Early on, Jacob Ruppert’s business included new malt house machines to clean the barley with forced air and mix it with other grains. Pumps moved the wort into giant brew kettles heated with coal or steam. More beer, less labor. Soon the operation became so large that Jacob Ruppert no longer worked as the brewmaster. Instead, he managed money, external relations, labor, technology, affiliated companies, and a growing portfolio of real estate acquisitions: instead, he became a capitalist.

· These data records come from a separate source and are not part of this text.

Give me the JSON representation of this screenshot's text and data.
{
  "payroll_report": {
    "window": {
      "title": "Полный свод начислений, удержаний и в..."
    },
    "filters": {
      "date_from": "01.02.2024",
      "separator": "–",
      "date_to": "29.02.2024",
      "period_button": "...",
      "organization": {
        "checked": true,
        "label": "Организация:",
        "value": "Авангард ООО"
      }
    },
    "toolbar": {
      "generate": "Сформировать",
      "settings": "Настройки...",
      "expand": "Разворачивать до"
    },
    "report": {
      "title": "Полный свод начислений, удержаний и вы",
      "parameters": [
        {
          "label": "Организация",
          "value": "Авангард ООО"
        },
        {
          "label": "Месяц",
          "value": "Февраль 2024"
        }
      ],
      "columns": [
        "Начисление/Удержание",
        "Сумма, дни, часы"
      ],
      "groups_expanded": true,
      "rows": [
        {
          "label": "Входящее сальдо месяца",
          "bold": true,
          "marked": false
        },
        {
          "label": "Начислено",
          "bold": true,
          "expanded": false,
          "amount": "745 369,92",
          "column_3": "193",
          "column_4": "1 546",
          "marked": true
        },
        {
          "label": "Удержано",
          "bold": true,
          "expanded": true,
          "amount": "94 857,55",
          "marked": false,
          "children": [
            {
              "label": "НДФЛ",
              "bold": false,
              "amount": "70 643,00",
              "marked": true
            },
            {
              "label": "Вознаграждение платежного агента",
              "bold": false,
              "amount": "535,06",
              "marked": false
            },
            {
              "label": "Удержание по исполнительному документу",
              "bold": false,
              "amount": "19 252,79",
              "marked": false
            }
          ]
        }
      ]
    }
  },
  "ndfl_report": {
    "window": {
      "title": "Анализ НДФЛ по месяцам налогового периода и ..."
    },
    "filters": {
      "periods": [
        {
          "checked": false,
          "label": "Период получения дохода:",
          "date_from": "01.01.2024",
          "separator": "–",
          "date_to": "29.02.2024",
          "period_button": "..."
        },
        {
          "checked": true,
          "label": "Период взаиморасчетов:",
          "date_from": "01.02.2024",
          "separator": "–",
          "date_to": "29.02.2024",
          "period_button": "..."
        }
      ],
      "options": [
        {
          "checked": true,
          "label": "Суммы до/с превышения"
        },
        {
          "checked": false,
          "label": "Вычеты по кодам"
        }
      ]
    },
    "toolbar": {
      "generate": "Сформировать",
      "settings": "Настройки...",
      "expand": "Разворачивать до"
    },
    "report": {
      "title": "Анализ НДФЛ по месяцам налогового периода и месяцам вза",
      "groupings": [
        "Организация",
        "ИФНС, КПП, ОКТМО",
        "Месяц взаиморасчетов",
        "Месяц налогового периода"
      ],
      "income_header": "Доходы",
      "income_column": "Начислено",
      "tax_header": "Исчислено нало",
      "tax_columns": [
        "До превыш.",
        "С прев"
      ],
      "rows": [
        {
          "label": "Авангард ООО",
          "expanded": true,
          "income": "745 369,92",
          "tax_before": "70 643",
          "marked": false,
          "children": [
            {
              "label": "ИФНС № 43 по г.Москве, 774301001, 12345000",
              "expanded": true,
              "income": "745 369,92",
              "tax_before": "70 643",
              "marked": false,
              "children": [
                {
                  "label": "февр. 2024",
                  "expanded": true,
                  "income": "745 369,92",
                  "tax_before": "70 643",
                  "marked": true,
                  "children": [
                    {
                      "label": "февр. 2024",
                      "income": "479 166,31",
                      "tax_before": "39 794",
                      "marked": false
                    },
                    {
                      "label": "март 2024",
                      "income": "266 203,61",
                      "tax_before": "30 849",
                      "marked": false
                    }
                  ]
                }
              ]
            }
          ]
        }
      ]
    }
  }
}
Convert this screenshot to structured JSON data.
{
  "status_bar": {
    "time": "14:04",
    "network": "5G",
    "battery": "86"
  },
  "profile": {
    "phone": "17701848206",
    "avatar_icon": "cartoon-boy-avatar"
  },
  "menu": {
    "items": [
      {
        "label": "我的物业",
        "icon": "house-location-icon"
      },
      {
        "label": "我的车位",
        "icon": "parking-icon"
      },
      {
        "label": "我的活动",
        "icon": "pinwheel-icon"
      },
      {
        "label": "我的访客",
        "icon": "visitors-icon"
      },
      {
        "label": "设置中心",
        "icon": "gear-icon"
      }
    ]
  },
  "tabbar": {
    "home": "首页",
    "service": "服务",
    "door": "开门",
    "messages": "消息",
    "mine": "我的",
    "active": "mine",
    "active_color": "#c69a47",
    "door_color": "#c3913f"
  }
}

It wasn’t just brewers—in the middle 1800s, bankers, brokers, exporters, importers, manufacturers, and real estate and publishing men all amassed fortunes. “Wealth,” wrote New York lawyer George Templeton Strong, “is rushing in upon us like a freshet.”
The story of the Industrial Revolution is a story of the fall of the individual and the rise of the machine. “We brewery workers have already reached the lowest level of social existence,” read one letter to a German-language newspaper in New York. “We are told that work ennobles, but in the breweries it debases him and makes him dumb.” Unlike in Europe, where laws forbade summer brewing, American brewers worked year-round, from before dawn to as late as nine at night. Everyone was usually drunk, and often the brewmasters beat the workers. When finally the workers tried to form unions, Jacob Sr. and other New York brewers locked them out. Men who had thought of themselves as craftsmen in an ancient fraternity learned that to their bosses—the new beer barons—they were nothing more than replaceable factory workers.
Meanwhile, the well-groomed, modern Jacob Jr., with his hair slicked back in geometric layers, had joined his father’s brewery in the lowest position of bottle-washer. “Show this apprentice no favors,” his father reportedly told the brewmaster. “If he does good work, promote him. If he won’t go along and do the work we require, dismiss him.” Jacob Jr. soon advanced to carrying hundred-pound sacks of barley in from the delivery wagons, and a few moves later, he was manager. The system was changing: No bottle-washer could save up enough to buy the massive equipment and tracts of real estate necessary to operate a modern brewery; the owners just promoted their sons.
The saloon at the time was the smallest local political district, and the bartender was not only confessor and raconteur—but also a kind of community mayor for those who drank his beer. Surely Jacob Jr. knew that Tammany Hall, the Democratic machine, was fleecing the public—one 1892 denouncement had termed its leaders “polluted harpies that, under the pretense of governing this city, are feeding day and night on its quivering vitals.” Yet he threw his lot in with the Democratic powerbrokers, hosting glamorous dinner parties at the brewery’s Tap Room for Tammany district men. He knew that his father kept the brewery lawyer Congressman Ashbel Fitch happy with such gifts as a five-hundred-dollar watch charm with a cat’s-eye gem. In the “silk stocking” brigade of the National Guard, Jacob Jr. served New York’s governor as an aide with the rank of colonel—a title he insisted others address him as for the rest of his life. He ran for U.S. Congress on the Tammany ticket, and he represented Yorkville for four terms.